Pas d’exclusion automatique pour autant. Cette nouvelle donnée viendra s’ajouter à la liste des critères pour signer avec la région : expérience de la banque, qualité des investissements et surtout taux d’intérêt. Évidemment si les banques persistent à fricoter avec l’un des vilains 18, ses chances de parler affaires avec l’Ile-de-France tourneront court. Toutes les associations applaudissent en chœur. En voilà une belle initiative. Mais au pays des ambitieux, les audacieux sont rois. « Ce n’est qu’une première pierre », affirme Robert Lion. Et si on allait plus loin ?
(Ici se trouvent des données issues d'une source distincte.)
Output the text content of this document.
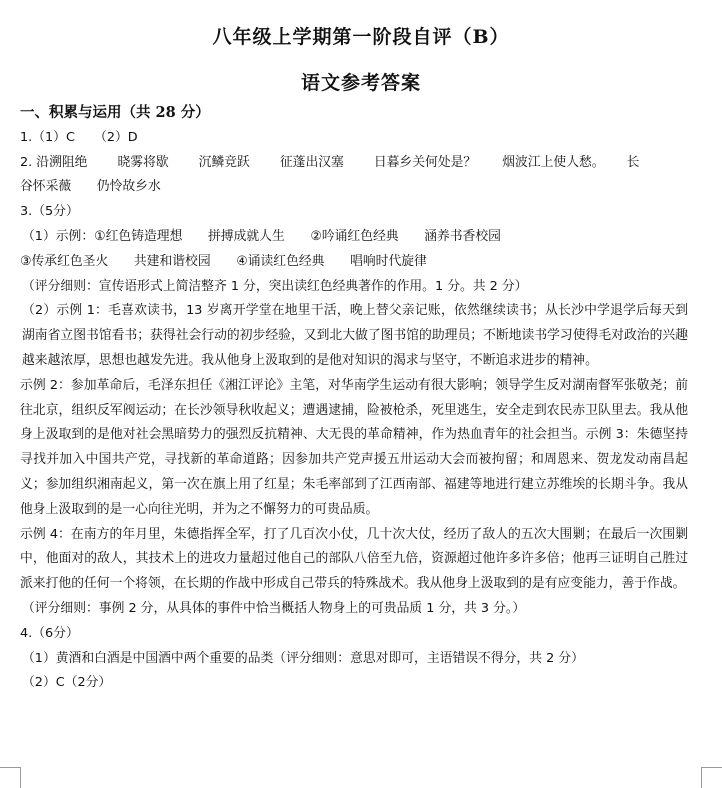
八年级上学期第一阶段自评（B）
语文参考答案
一、积累与运用（共 28 分）
1.（1）C　　（2）D
2. 沿溯阻绝 晓雾将歇 沉鳞竞跃 征蓬出汉塞 日暮乡关何处是？ 烟波江上使人愁。 长
谷怀采薇　　仍怜故乡水
3.（5分）
（1）示例：①红色铸造理想　　拼搏成就人生　　②吟诵红色经典　　涵养书香校园
③传承红色圣火　　共建和谐校园　　④诵读红色经典　　唱响时代旋律
（评分细则：宣传语形式上简洁整齐 1 分，突出读红色经典著作的作用。1 分。共 2 分）
（2）示例 1：毛喜欢读书，13 岁离开学堂在地里干活，晚上替父亲记账，依然继续读书；从长沙中学退学后每天到湖南省立图书馆看书；获得社会行动的初步经验，又到北大做了图书馆的助理员；不断地读书学习使得毛对政治的兴趣越来越浓厚，思想也越发先进。我从他身上汲取到的是他对知识的渴求与坚守，不断追求进步的精神。
示例 2：参加革命后，毛泽东担任《湘江评论》主笔，对华南学生运动有很大影响；领导学生反对湖南督军张敬尧；前往北京，组织反军阀运动；在长沙领导秋收起义；遭遇逮捕，险被枪杀，死里逃生，安全走到农民赤卫队里去。我从他身上汲取到的是他对社会黑暗势力的强烈反抗精神、大无畏的革命精神，作为热血青年的社会担当。示例 3：朱德坚持寻找并加入中国共产党，寻找新的革命道路；因参加共产党声援五卅运动大会而被拘留；和周恩来、贺龙发动南昌起义；参加组织湘南起义，第一次在旗上用了红星；朱毛率部到了江西南部、福建等地进行建立苏维埃的长期斗争。我从他身上汲取到的是一心向往光明，并为之不懈努力的可贵品质。
示例 4：在南方的年月里，朱德指挥全军，打了几百次小仗，几十次大仗，经历了敌人的五次大围剿；在最后一次围剿中，他面对的敌人，其技术上的进攻力量超过他自己的部队八倍至九倍，资源超过他许多许多倍；他再三证明自己胜过派来打他的任何一个将领，在长期的作战中形成自己带兵的特殊战术。我从他身上汲取到的是有应变能力，善于作战。
（评分细则：事例 2 分，从具体的事件中恰当概括人物身上的可贵品质 1 分，共 3 分。）
4.（6分）
（1）黄酒和白酒是中国酒中两个重要的品类（评分细则：意思对即可，主语错误不得分，共 2 分）
（2）C（2分）
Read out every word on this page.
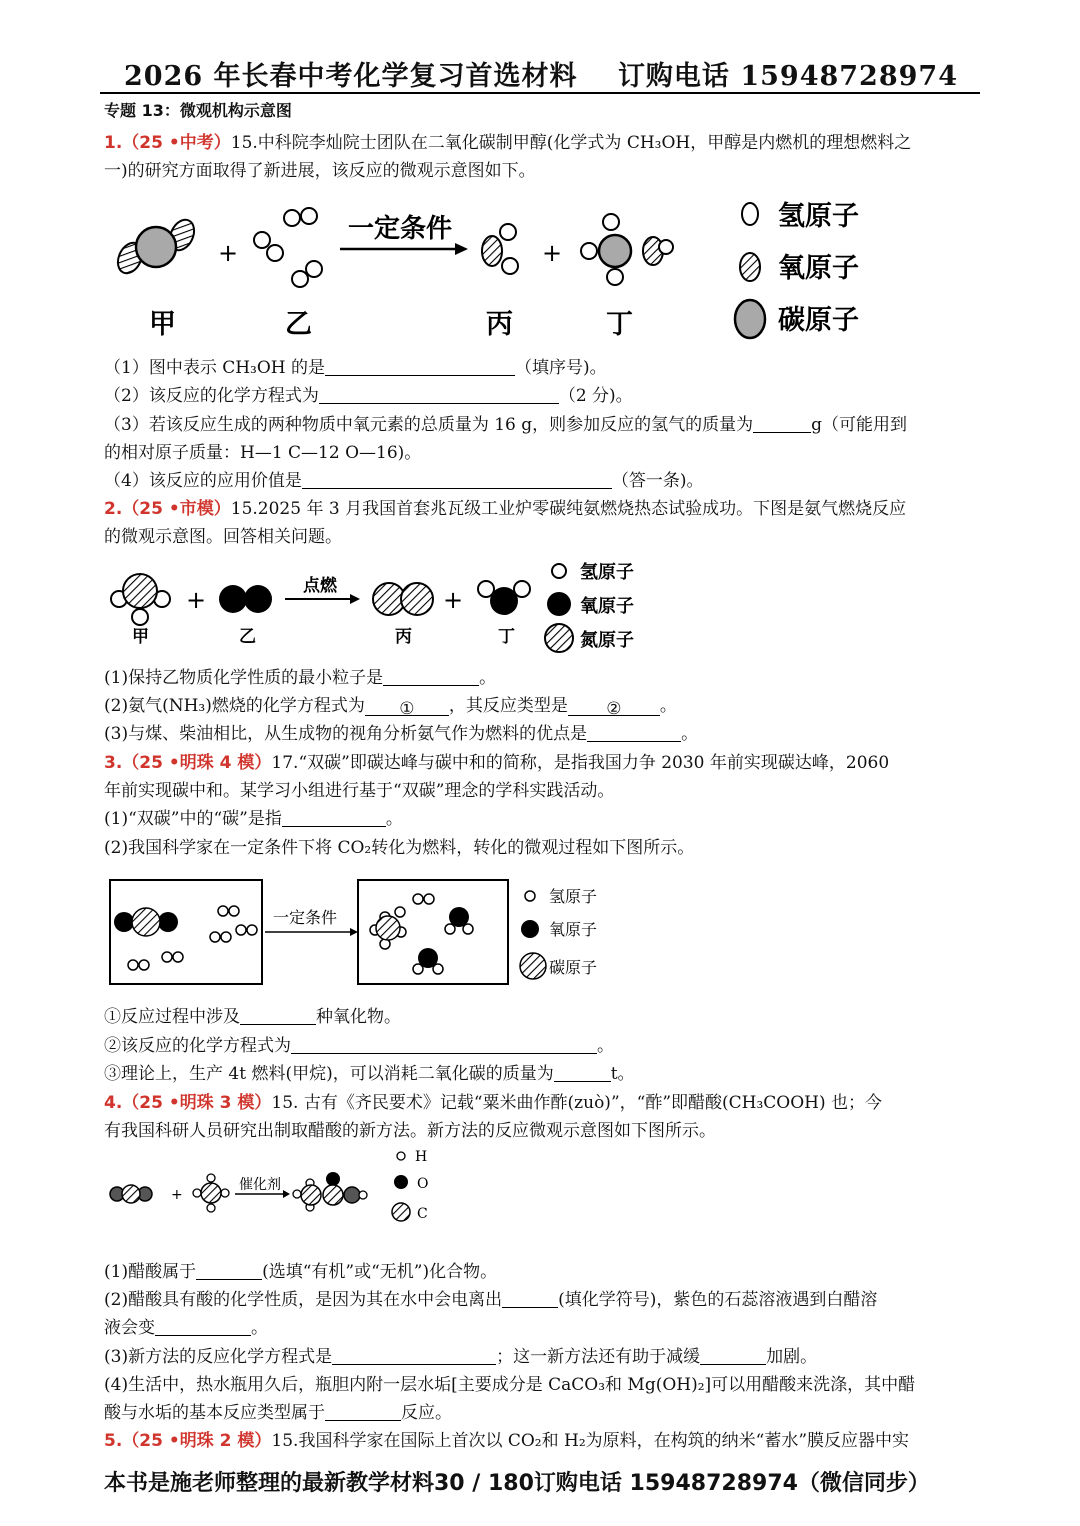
2026 年长春中考化学复习首选材料 订购电话 15948728974
专题 13：微观机构示意图
1.（25 •中考）15.中科院李灿院士团队在二氧化碳制甲醇(化学式为 CH₃OH，甲醇是内燃机的理想燃料之
一)的研究方面取得了新进展，该反应的微观示意图如下。
+
一定条件
+
甲	乙	丙	丁
氢原子
氧原子
碳原子
（1）图中表示 CH₃OH 的是	（填序号)。
（2）该反应的化学方程式为	（2 分)。
（3）若该反应生成的两种物质中氧元素的总质量为 16 g，则参加反应的氢气的质量为	g（可能用到
的相对原子质量：H—1 C—12 O—16)。
（4）该反应的应用价值是	（答一条)。
2.（25 •市模）15.2025 年 3 月我国首套兆瓦级工业炉零碳纯氨燃烧热态试验成功。下图是氨气燃烧反应
的微观示意图。回答相关问题。
+	点燃	+
甲	乙	丙	丁
氢原子
氧原子
氮原子
(1)保持乙物质化学性质的最小粒子是	。
(2)氨气(NH₃)燃烧的化学方程式为 ① ，其反应类型是 ② 。
(3)与煤、柴油相比，从生成物的视角分析氨气作为燃料的优点是	。
3.（25 •明珠 4 模）17.“双碳”即碳达峰与碳中和的简称，是指我国力争 2030 年前实现碳达峰，2060
年前实现碳中和。某学习小组进行基于“双碳”理念的学科实践活动。
(1)“双碳”中的“碳”是指	。
(2)我国科学家在一定条件下将 CO₂转化为燃料，转化的微观过程如下图所示。
一定条件
氢原子
氧原子
碳原子
①反应过程中涉及	种氧化物。
②该反应的化学方程式为	。
③理论上，生产 4t 燃料(甲烷)，可以消耗二氧化碳的质量为	t。
4.（25 •明珠 3 模）15. 古有《齐民要术》记载“粟米曲作酢(zuò)”，“酢”即醋酸(CH₃COOH) 也；今
有我国科研人员研究出制取醋酸的新方法。新方法的反应微观示意图如下图所示。
+
催化剂
H
O
C
(1)醋酸属于	(选填“有机”或“无机”)化合物。
(2)醋酸具有酸的化学性质，是因为其在水中会电离出	(填化学符号)，紫色的石蕊溶液遇到白醋溶
液会变	。
(3)新方法的反应化学方程式是	；这一新方法还有助于减缓	加剧。
(4)生活中，热水瓶用久后，瓶胆内附一层水垢[主要成分是 CaCO₃和 Mg(OH)₂]可以用醋酸来洗涤，其中醋
酸与水垢的基本反应类型属于	反应。
5.（25 •明珠 2 模）15.我国科学家在国际上首次以 CO₂和 H₂为原料，在构筑的纳米“蓄水”膜反应器中实
本书是施老师整理的最新教学材料30 / 180订购电话 15948728974（微信同步）
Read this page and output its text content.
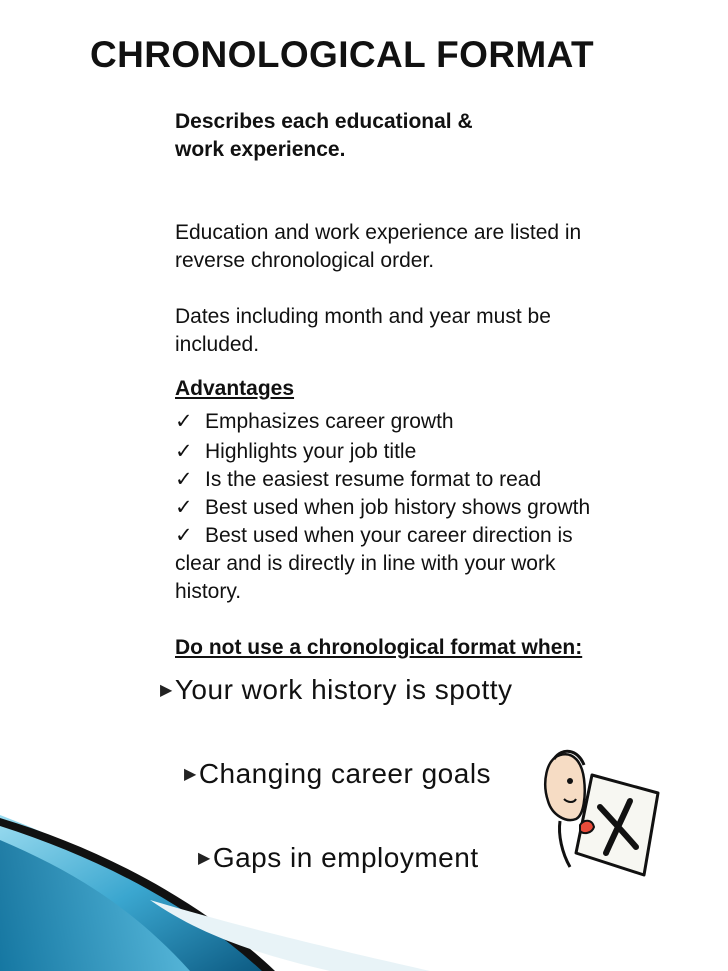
CHRONOLOGICAL FORMAT
Describes each educational &
work experience.
Education and work experience are listed in
reverse chronological order.
Dates including month and year must be
included.
Advantages
✓ Emphasizes career growth
✓ Highlights your job title
✓ Is the easiest resume format to read
✓ Best used when job history shows growth
✓ Best used when your career direction is
clear and is directly in line with your work
history.
Do not use a chronological format when:
▶Your work history is spotty
▶Changing career goals
▶Gaps in employment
- Si toutes les régions s’y mettaient…

L’Ile-de-France contre les paradis fiscaux. C’est un peu David contre Goliath. En clair et en chiffres, la région francilienne, c’est aujourd’hui 4,67 milliards d’euros de budget. Mais si les autres se laissaient tenter ? Là notre David risquerait bien de gagner en tour de biscoteaux. Les budgets des régions en France, c’est plus de 27 milliards d’euros annuels. Déjà les régions Rhône-Alpes, Provence-Alpes-Côte d’Azur et Champagne-Ardennes planchent sur le sujet, sous l’impulsion des élus Europe Ecologie. Et ailleurs ? « On a informé tous nos collègues de Transparence International, souligne Daniel Lebègue, responsable de la branche française de l’ONG. On leur a envoyé le mode d’emploi et le projet de résolution. » Histoire de faire naître de nouvelles vocations. L’homme avance même un rêve un peu fou : et si les États imitaient les régions ? Même pas peur. « Nous souhaiterions que ça soit appliqué à tous les pays de l’Europe et du G20 », espère Daniel Lebègue.

- Si toutes les banques s’y pliaient…

Pour l’Ile-de-France, « nous avons juste le désir d’être sûrs que les banques avec lesquelles nous travaillons sont “clean” », souligne Robert Lion. « Mais nous ne travaillons pas avec plus de cinq ou six banques, aussi bien françaises qu’étrangères ». Pas question donc pour l’Ile-de-France de créer une immense base de données recensant les faits et gestes de toutes les banques du monde. Mais si toutes les régions s’y mettent, un bon petit paquet d’établissements bancaires auront intérêt à plier l’échine. « Pour une banque, les régions sont un véritable enjeu économique. La Société générale, le Crédit agricole, la BNP, Dexia travaillent beaucoup avec les collectivités. Et du côté des banques étrangères, la Deutsche Banke participe à presque tous les appels d’offre. Je pense que face à ces enjeux beaucoup de banques vont décider de faire place nette », souligne Daniel Lebègue. D’autant que pour les établissements financiers la participation pourra être un outil marketing. « Une banque pourra se vanter de travailler avec l’Ile-de-France, une région qui a des critères exigeants. Comme on se vantait autrefois d’être le chocolatier de sa majesté la Reine d’Angleterre ! », s’amuse Robert Lion.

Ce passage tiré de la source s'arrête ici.